O presidente Lula diz que no ano que vem não precisará viajar tanto. Em menos de um ano já fez bastante, proporcionalmente bem mais que o antecessor que criticara por realizar, conforme dizia, um certo “turismo oficial”. Faltam ainda a China e a Rússia, mas Lula imagina que já semeou as sementes necessárias para fazer nascer – se a seca do desacerto internacional e a inércia da diplomacia tupiniquim não estragarem tudo – e um novo conceito sobre o Brasil e uma nova relação entre o nosso País e os aliados que foi buscar fora da rota tradicional Europa-Estados Unidos. Modéstia às favas, em 2004 ficará mais em casa, cuidando, entre outras coisas, das eleições que, imagina o presidente, haverão de consolidar o PT no poder a partir das bases municipais. Ou tratando de nossa soberania interna, tão debilitada como nunca.
Faz bem. Não que a política internacional praticada pelo presidente em pessoa seja despicienda, mas dentro do governo existe uma estrutura montada e dirigida exclusivamente para isso – o Itamaraty. É ele o órgão que precisa estar ativo e bem azeitado para fazer as sementes de Lula germinarem no tempo certo em qualquer terreno externo. Caso contrário, cada viagem presidencial corre o risco de ser arquivada ou simplesmente esquecida pelo país visitado mal o viandante ilustre, cheio de presentes e com muito sono, embarque no avião de volta.
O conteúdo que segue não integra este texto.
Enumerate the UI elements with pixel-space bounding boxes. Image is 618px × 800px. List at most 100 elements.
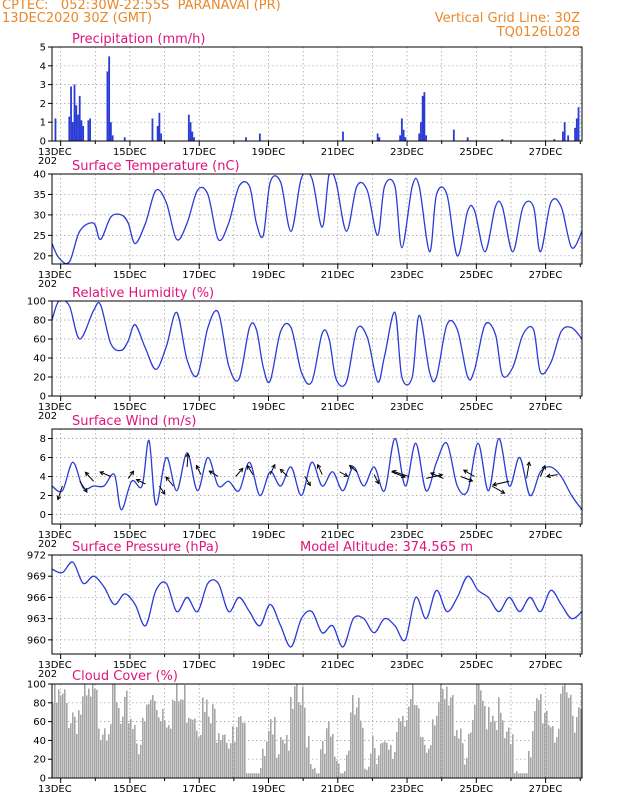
- cloud-bar: [322, 741, 324, 778]
- precip-bar: [563, 122, 566, 141]
- y-tick-label: 0: [40, 510, 46, 521]
- cloud-bar: [296, 684, 298, 778]
- cloud-bar: [520, 773, 522, 778]
- cloud-bar: [90, 696, 92, 778]
- cloud-bar: [58, 689, 60, 778]
- precip-bar: [73, 84, 76, 141]
- cloud-bar: [506, 731, 508, 778]
- wind-arrow: [373, 474, 380, 484]
- cloud-bar: [98, 728, 100, 778]
- cloud-bar: [128, 723, 130, 778]
- cloud-bar: [364, 768, 366, 778]
- cloud-bar: [428, 748, 430, 778]
- cloud-bar: [576, 717, 578, 778]
- wind-arrow-head: [526, 461, 532, 467]
- x-tick-label: 23DEC: [390, 784, 424, 795]
- header-datetime: 13DEC2020 30Z (GMT): [2, 11, 153, 26]
- cloud-bar: [580, 709, 582, 778]
- y-tick-label: 1: [40, 118, 46, 129]
- cloud-bar: [286, 734, 288, 778]
- x-tick-label: 13DEC: [38, 147, 72, 158]
- precip-bar: [70, 86, 72, 141]
- cloud-bar: [112, 684, 114, 778]
- cloud-bar: [118, 707, 120, 778]
- cloud-bar: [224, 734, 226, 778]
- cloud-bar: [172, 699, 174, 778]
- cloud-bar: [162, 709, 164, 778]
- wind-arrow-head: [185, 452, 191, 458]
- series-line: [52, 561, 582, 648]
- cloud-bar: [570, 694, 572, 778]
- cloud-bar: [476, 684, 478, 778]
- cloud-bar: [522, 773, 524, 778]
- cloud-bar: [410, 699, 412, 778]
- cloud-bar: [552, 725, 554, 778]
- cloud-bar: [80, 714, 82, 778]
- cloud-bar: [440, 684, 442, 778]
- cloud-bar: [108, 734, 110, 778]
- y-tick-label: 966: [27, 593, 46, 604]
- precip-bar: [574, 127, 576, 141]
- cloud-bar: [548, 725, 550, 778]
- wind-arrow: [235, 468, 244, 477]
- cloud-bar: [234, 742, 236, 778]
- cloud-bar: [464, 764, 466, 778]
- cloud-bar: [148, 704, 150, 778]
- cloud-bar: [184, 684, 186, 778]
- cloud-bar: [396, 732, 398, 778]
- cloud-bar: [558, 728, 560, 778]
- wind-arrow-head: [391, 469, 397, 475]
- x-tick-label: 27DEC: [529, 402, 563, 413]
- cloud-bar: [568, 697, 570, 778]
- wind-arrow: [127, 470, 135, 479]
- cloud-bar: [318, 773, 320, 778]
- cloud-bar: [534, 711, 536, 778]
- cloud-bar: [474, 704, 476, 778]
- wind-arrow-head: [468, 477, 474, 483]
- cloud-bar: [444, 699, 446, 778]
- cloud-bar: [312, 769, 314, 778]
- cloud-bar: [358, 697, 360, 778]
- cloud-bar: [378, 755, 380, 778]
- cloud-bar: [452, 695, 454, 778]
- cloud-bar: [222, 734, 224, 778]
- cloud-bar: [398, 718, 400, 778]
- cloud-bar: [406, 720, 408, 778]
- wind-arrow: [209, 470, 219, 477]
- cloud-bar: [338, 763, 340, 778]
- precip-bar: [160, 133, 163, 141]
- cloud-bar: [414, 704, 416, 778]
- cloud-bar: [238, 717, 240, 778]
- cloud-bar: [68, 727, 70, 778]
- cloud-bar: [106, 740, 108, 778]
- cloud-bar: [574, 732, 576, 778]
- cloud-bar: [304, 707, 306, 778]
- x-tick-label: 25DEC: [459, 147, 493, 158]
- cloud-bar: [360, 720, 362, 778]
- cloud-bar: [426, 752, 428, 778]
- y-tick-label: 80: [33, 698, 46, 709]
- cloud-bar: [430, 745, 432, 778]
- cloud-bar: [448, 705, 450, 778]
- cloud-bar: [170, 728, 172, 778]
- cloud-bar: [348, 750, 350, 778]
- precip-bar: [156, 125, 159, 141]
- panel-annotation: Model Altitude: 374.565 m: [300, 540, 473, 555]
- cloud-bar: [368, 766, 370, 778]
- cloud-bar: [246, 773, 248, 778]
- cloud-bar: [422, 737, 424, 778]
- wind-arrow-head: [208, 470, 214, 475]
- cloud-bar: [66, 702, 68, 778]
- precip-bar: [87, 120, 90, 141]
- wind-arrow: [430, 472, 444, 479]
- y-tick-label: 20: [33, 251, 46, 262]
- x-tick-label: 17DEC: [182, 784, 216, 795]
- cloud-bar: [100, 740, 102, 778]
- cloud-bar: [432, 719, 434, 778]
- cloud-bar: [320, 749, 322, 778]
- wind-arrow: [317, 464, 323, 475]
- cloud-bar: [168, 725, 170, 778]
- cloud-bar: [388, 749, 390, 778]
- cloud-bar: [350, 712, 352, 778]
- y-tick-label: 0: [40, 392, 46, 403]
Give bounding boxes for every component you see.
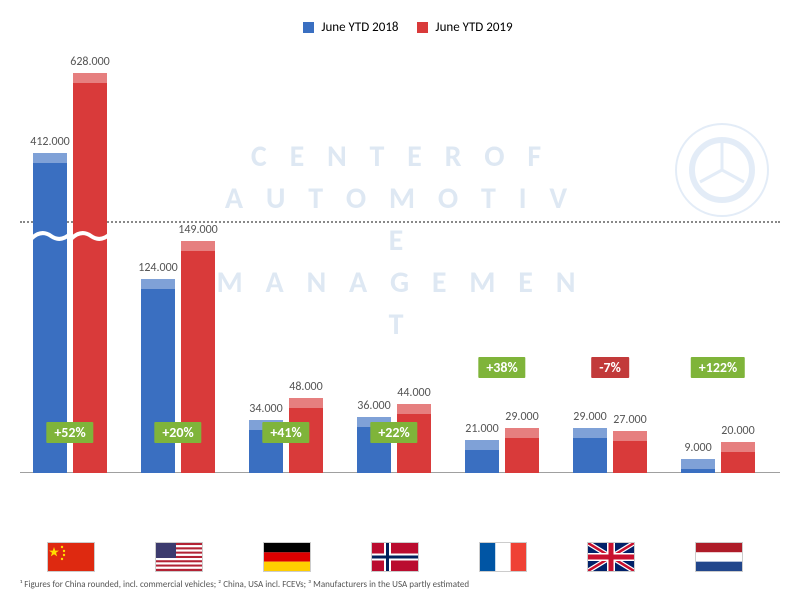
- value-2018-fr: 21.000: [452, 422, 512, 436]
- pct-badge-de: +41%: [262, 422, 309, 443]
- value-2019-nl: 20.000: [708, 424, 768, 438]
- value-2019-us: 149.000: [168, 223, 228, 237]
- pct-badge-cn: +52%: [46, 422, 93, 443]
- legend-label-2018: June YTD 2018: [321, 20, 398, 35]
- value-2018-cn: 412.000: [20, 135, 80, 149]
- legend-swatch-2018: [303, 22, 314, 33]
- bar-2018-nl: [681, 459, 715, 473]
- pct-badge-no: +22%: [370, 422, 417, 443]
- flag-de: [263, 542, 311, 572]
- bar-group-de: 34.000 48.000 +41%: [236, 43, 336, 473]
- bar-group-us: 124.000 149.000 +20%: [128, 43, 228, 473]
- value-2019-de: 48.000: [276, 380, 336, 394]
- value-2018-nl: 9.000: [668, 441, 728, 455]
- value-2018-no: 36.000: [344, 399, 404, 413]
- value-2019-cn: 628.000: [60, 55, 120, 69]
- pct-badge-fr: +38%: [478, 357, 525, 378]
- plot-area: C E N T E R O F A U T O M O T I V E M A …: [20, 43, 780, 473]
- flag-gb: [587, 542, 635, 572]
- flag-fr: [479, 542, 527, 572]
- value-2019-no: 44.000: [384, 386, 444, 400]
- value-2019-fr: 29.000: [492, 410, 552, 424]
- pct-badge-nl: +122%: [691, 357, 745, 378]
- bar-2018-fr: [465, 440, 499, 473]
- bar-group-no: 36.00044.000 +22%: [344, 43, 444, 473]
- chart-container: June YTD 2018 June YTD 2019 C E N T E R …: [20, 20, 780, 540]
- pct-badge-us: +20%: [154, 422, 201, 443]
- flag-no: [371, 542, 419, 572]
- bar-group-fr: 21.00029.000 +38%: [452, 43, 552, 473]
- legend-label-2019: June YTD 2019: [435, 20, 512, 35]
- flag-nl: [695, 542, 743, 572]
- bar-2018-us: [141, 279, 175, 473]
- legend: June YTD 2018 June YTD 2019: [20, 20, 780, 43]
- flag-cn: [47, 542, 95, 572]
- flags-row: [20, 542, 780, 572]
- bar-group-cn: 412.000 628.000 +52%: [20, 43, 120, 473]
- bar-2019-cn: [73, 73, 107, 473]
- value-2018-de: 34.000: [236, 402, 296, 416]
- pct-badge-gb: -7%: [591, 357, 629, 378]
- value-2018-us: 124.000: [128, 261, 188, 275]
- bar-group-nl: 9.000 20.000 +122%: [668, 43, 768, 473]
- bar-2019-gb: [613, 431, 647, 473]
- footnote: ¹ Figures for China rounded, incl. comme…: [20, 579, 780, 590]
- flag-us: [155, 542, 203, 572]
- value-2019-gb: 27.000: [600, 413, 660, 427]
- legend-swatch-2019: [417, 22, 428, 33]
- bar-group-gb: 29.00027.000-7%: [560, 43, 660, 473]
- bar-2018-gb: [573, 428, 607, 473]
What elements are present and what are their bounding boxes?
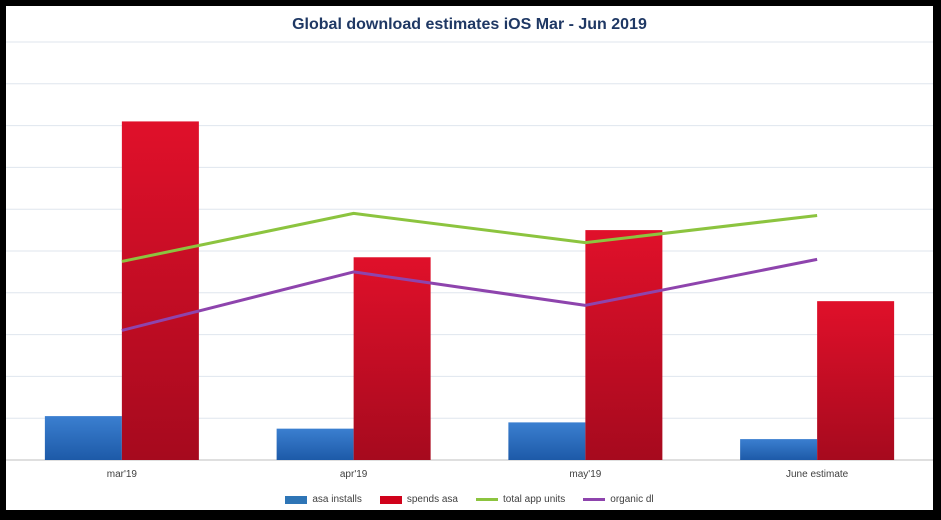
legend-label: organic dl (610, 494, 654, 505)
x-tick-label: may'19 (569, 469, 601, 480)
chart-frame: Global download estimates iOS Mar - Jun … (6, 6, 933, 510)
chart-title: Global download estimates iOS Mar - Jun … (292, 16, 647, 33)
legend-label: total app units (503, 494, 566, 505)
plot-area: mar'19 apr'19 may'19 June estimate (6, 41, 933, 480)
legend-label: asa installs (312, 494, 362, 505)
legend-item-spends-asa: spends asa (379, 494, 458, 505)
bar-spends-asa-1 (353, 257, 431, 460)
bar-asa-installs-3 (740, 439, 818, 460)
line-organic-dl (121, 257, 818, 332)
bar-asa-installs-0 (44, 416, 122, 460)
x-tick-label: apr'19 (340, 469, 368, 480)
legend-item-asa-installs: asa installs (285, 494, 362, 505)
legend-swatch (379, 495, 402, 504)
line-total-app-units (121, 211, 818, 263)
bar-spends-asa-3 (817, 301, 895, 460)
legend-swatch (583, 498, 606, 501)
bar-asa-installs-1 (276, 428, 354, 460)
legend-swatch (285, 495, 308, 504)
x-tick-label: June estimate (786, 469, 849, 480)
legend-item-organic-dl: organic dl (583, 494, 654, 505)
x-tick-label: mar'19 (107, 469, 138, 480)
legend-label: spends asa (406, 494, 458, 505)
legend-swatch (476, 498, 498, 501)
legend: asa installs spends asa total app units org… (6, 494, 933, 505)
bar-spends-asa-0 (121, 121, 199, 461)
legend-item-total-app-units: total app units (476, 494, 565, 505)
bar-spends-asa-2 (585, 230, 663, 460)
bar-asa-installs-2 (508, 422, 586, 460)
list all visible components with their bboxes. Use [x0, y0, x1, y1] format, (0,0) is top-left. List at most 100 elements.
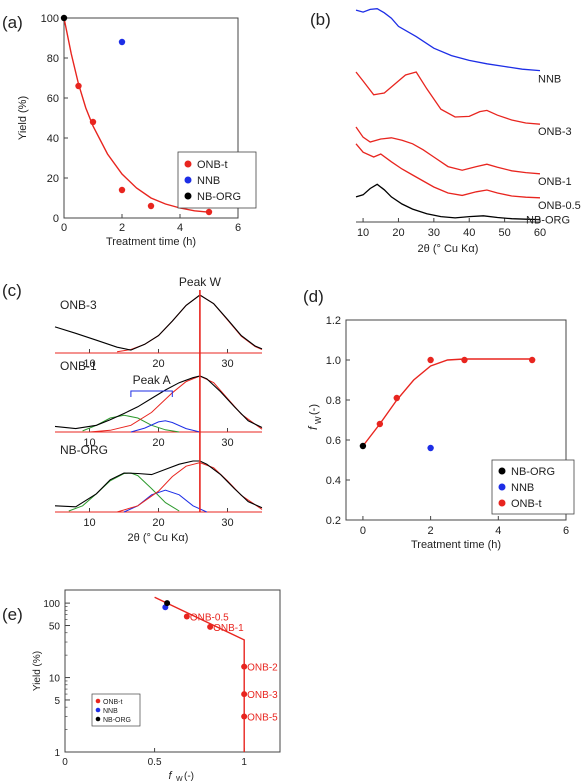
- panel-b-series-label: NNB: [538, 74, 561, 86]
- panel-c-peak-w-fit: [116, 462, 263, 513]
- panel-d-ytick-label: 0.8: [326, 395, 341, 407]
- panel-b-series-label: ONB-0.5: [538, 200, 581, 212]
- panel-d-point-nb-org: [359, 442, 367, 450]
- panel-c-xlabel: 2θ (° Cu Kα): [128, 532, 189, 544]
- panel-d-point-onb-t: [528, 356, 536, 364]
- panel-b-xtick-label: 30: [428, 227, 440, 239]
- panel-e-point-onb-t: [183, 613, 190, 620]
- panel-a-xtick-label: 0: [61, 222, 67, 234]
- panel-c-pattern: [54, 294, 263, 351]
- panel-a-ytick-label: 0: [53, 213, 59, 225]
- panel-c-peak-a-green: [68, 472, 180, 512]
- panel-d-xtick-label: 2: [428, 525, 434, 537]
- panel-a-xtick-label: 4: [177, 222, 183, 234]
- panel-c-label: (c): [2, 281, 22, 300]
- panel-a-point-onb-t: [75, 82, 82, 90]
- panel-d-xtick-label: 0: [360, 525, 366, 537]
- panel-b-xtick-label: 20: [392, 227, 404, 239]
- panel-e-xtick-label: 0.5: [148, 757, 162, 768]
- panel-a-legend-entry: NNB: [197, 175, 220, 187]
- panel-d-legend-marker: [498, 499, 506, 507]
- panel-e-point-onb-t: [241, 713, 248, 720]
- panel-e-ytick-label: 50: [49, 622, 61, 633]
- panel-a-legend-marker: [184, 192, 192, 200]
- panel-a-point-onb-t: [147, 202, 155, 210]
- panel-e-xlabel-f: f: [168, 770, 172, 782]
- panel-c-xtick-label: 30: [221, 517, 233, 529]
- panel-d-label: (d): [303, 287, 324, 306]
- panel-e-legend-entry: NB-ORG: [103, 717, 131, 724]
- panel-a-ytick-label: 40: [47, 133, 59, 145]
- panel-e-legend-marker: [95, 716, 101, 722]
- panel-d-point-onb-t: [427, 356, 434, 364]
- panel-d-legend-entry: NB-ORG: [511, 466, 555, 478]
- panel-e-legend-marker: [95, 698, 101, 704]
- panel-d-legend-entry: ONB-t: [511, 498, 542, 510]
- panel-b-xrd-patterns: 10 20 30 40 50 60 (b) 2θ (° Cu Kα) NNB ONB-3 ONB-1…: [310, 8, 581, 255]
- panel-c-peak-w-label: Peak W: [179, 275, 222, 289]
- panel-e-point-label: ONB-1: [213, 623, 244, 634]
- panel-e-legend-marker: [95, 707, 101, 713]
- panel-d-point-onb-t: [376, 420, 384, 428]
- panel-e-ytick-label: 100: [43, 599, 60, 610]
- panel-e-point-onb-t: [207, 623, 214, 630]
- panel-c-xtick-label: 20: [152, 517, 164, 529]
- panel-a-ytick-label: 100: [41, 13, 59, 25]
- panel-e-label: (e): [2, 605, 23, 624]
- panel-d-fit-curve: [362, 358, 533, 447]
- panel-a-frame: [63, 17, 239, 219]
- panel-d-ytick-label: 1.2: [326, 315, 341, 327]
- panel-a-point-nnb: [118, 38, 126, 46]
- panel-a-point-onb-t: [205, 208, 213, 216]
- panel-b-series-label: NB-ORG: [526, 215, 570, 227]
- panel-d-fw-vs-time: 0 2 4 6 0.2 0.4 0.6 0.8 1.0 1.2(d) Treatment time …: [303, 287, 575, 551]
- panel-a-ytick-label: 80: [47, 53, 59, 65]
- panel-e-ylabel: Yield (%): [32, 651, 43, 691]
- panel-c-peak-w-fit: [117, 294, 263, 353]
- panel-e-ytick-label: 5: [54, 696, 60, 707]
- panel-a-point-onb-t: [89, 118, 97, 126]
- panel-c-xtick-label: 20: [152, 358, 164, 370]
- panel-b-xtick-label: 10: [357, 227, 369, 239]
- panel-d-point-onb-t: [393, 394, 400, 402]
- panel-e-xtick-label: 1: [241, 757, 247, 768]
- panel-b-pattern-onb-3: [355, 71, 541, 125]
- panel-d-legend-marker: [498, 483, 506, 491]
- panel-e-ytick-label: 1: [54, 748, 60, 759]
- panel-d-point-onb-t: [461, 356, 468, 364]
- panel-d-legend-entry: NNB: [511, 482, 534, 494]
- panel-e-frame: [64, 589, 281, 753]
- panel-c-pattern: [54, 375, 263, 430]
- panel-a-legend-entry: NB-ORG: [197, 191, 241, 203]
- panel-e-point-onb-t: [241, 663, 248, 670]
- panel-c-xtick-label: 10: [83, 358, 95, 370]
- panel-a-xlabel: Treatment time (h): [106, 236, 196, 248]
- panel-c-sample-label: NB-ORG: [60, 443, 108, 457]
- panel-e-xtick-label: 0: [62, 757, 68, 768]
- panel-d-ylabel-f: f: [306, 425, 320, 430]
- panel-c-pattern: [54, 460, 263, 509]
- panel-e-xlabel-unit: (-): [184, 771, 194, 782]
- panel-c-xtick-label: 30: [221, 358, 233, 370]
- panel-d-xtick-label: 6: [563, 525, 569, 537]
- panel-b-pattern-nb-org: [355, 183, 541, 221]
- panel-c-sample-label: ONB-3: [60, 298, 97, 312]
- panel-a-legend-marker: [184, 176, 192, 184]
- panel-c-xtick-label: 10: [83, 517, 95, 529]
- panel-d-ylabel-sub: W: [314, 416, 323, 424]
- panel-d-frame: [345, 319, 567, 521]
- panel-e-xlabel-sub: W: [176, 776, 183, 782]
- panel-c-peak-a-bracket: [130, 390, 173, 397]
- panel-e-point-label: ONB-3: [247, 690, 278, 701]
- panel-c-peak-blue: [123, 489, 208, 513]
- panel-b-label: (b): [310, 10, 331, 29]
- panel-a-ytick-label: 20: [47, 173, 59, 185]
- panel-e-point-label: ONB-2: [247, 663, 278, 674]
- panel-a-point-nb-org: [60, 14, 68, 22]
- panel-e-point-label: ONB-5: [247, 712, 278, 723]
- panel-e-legend-entry: ONB-t: [103, 699, 123, 706]
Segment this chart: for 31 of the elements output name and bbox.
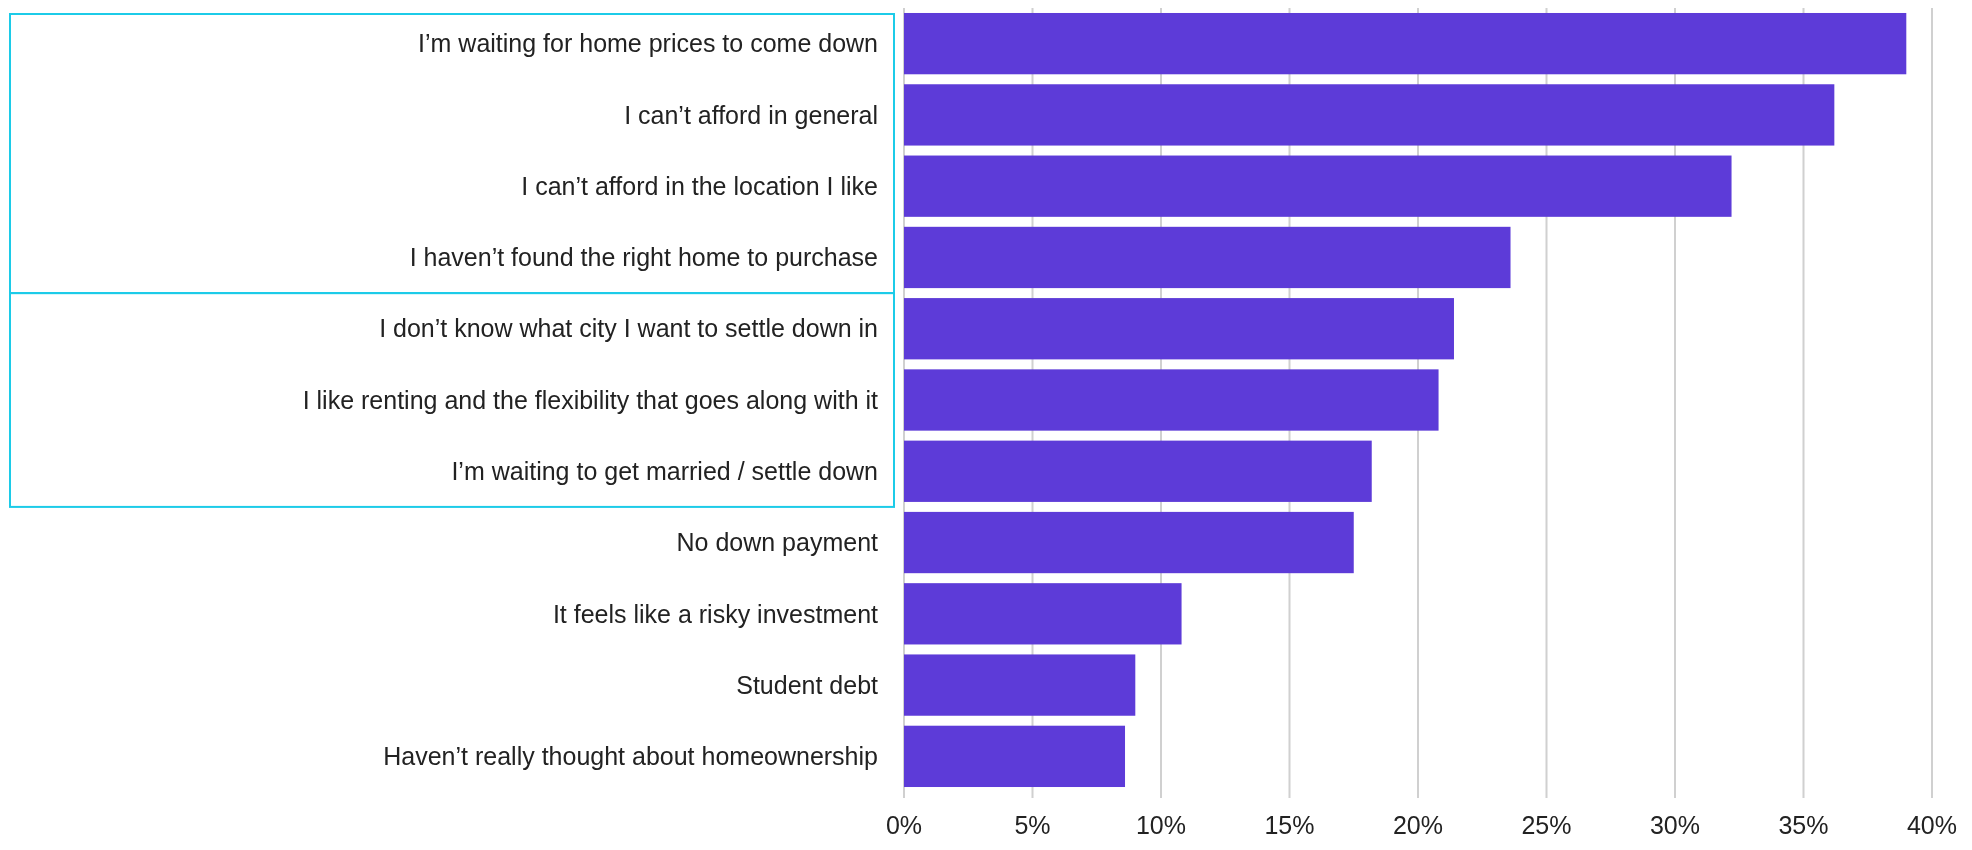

Pelo que se sabe, entretanto, e apesar do esforço de Lula em fazer reuniões a qualquer hora do dia ou da noite com colegas mandatários de outros países, o Itamaraty atravessa um período de vacas magras. Aliás, magérrimas. Só a diplomatas e oficiais de chancelaria o governo devia, até o final de novembro, cerca de dois milhões de dólares americanos – o equivalente a cerca de seis milhões de reais. A dívida, hoje seguramente maior (nem por isso ameaçadora à soberania brasileira), é repleta de sinais de mau agouro.
É só um pequeno detalhe a indicar que o semear de Lula em terras tão distantes corre o risco de dar em nada. Como na lenda, semente sobre terreno pedregoso, vocacionada a pasto das aves do céu, sem chance de nascer. Tanto esforço contrasta com a revelação de que o ministro Celso Amorim, das Relações Exteriores (e todos os demais servidores convocados para essa viagem ao Oriente Médio), tirou dinheiro do bolso para acompanhar a comitiva. Dentro da nossa diplomacia, quem terá, assim, boa vontade de ficar regando as plantinhas para que cresçam e produzam os frutos esperados?
O presidente Lula não pode esquecer que a soberania que ele busca lá fora precisa primeiro ser conquistada aqui dentro. A partir do pleno emprego que reduzirá, este sim, a fome a zero. A partir do crescimento econômico que deixa os contribuintes felizes, capazes de pagar não só as viagens repetidas da comitiva presidencial, mas também o orçamento do Itamaraty, que precisa estar em condições de funcionamento o ano inteiro (e em todas as unidades de nossas representações diplomáticas espalhadas pelo mundo), para regar sementes e impor o respeito brasileiro e a nossa soberania de que tanto fala Lula.
No campo internacional, como no nacional, Lula jogou sementes a mancheias. O problema, ao que tudo indica, não está na semeadura, mas no cultivo adequado e na colheita em hora certa. Depois de um ano sob novo regime (mas, francamente, o que mudou de fato?) gostaríamos, por exemplo, de estar com a indústria a pleno vapor, com o comércio em franca atividade, com a economia em pleno desenvolvimento – tudo assim como foi semeado – para que não tivéssemos que reconhecer que este ano de juros altos passou simplesmente premiando a especulação em detrimento da produção, e com o nível de emprego à míngua.
Por isso, o anúncio de menos viagens ao exterior (e a conseqüente maior atenção a nossos problemas internos) pode ser uma boa notícia. Vamos aguardar para ver.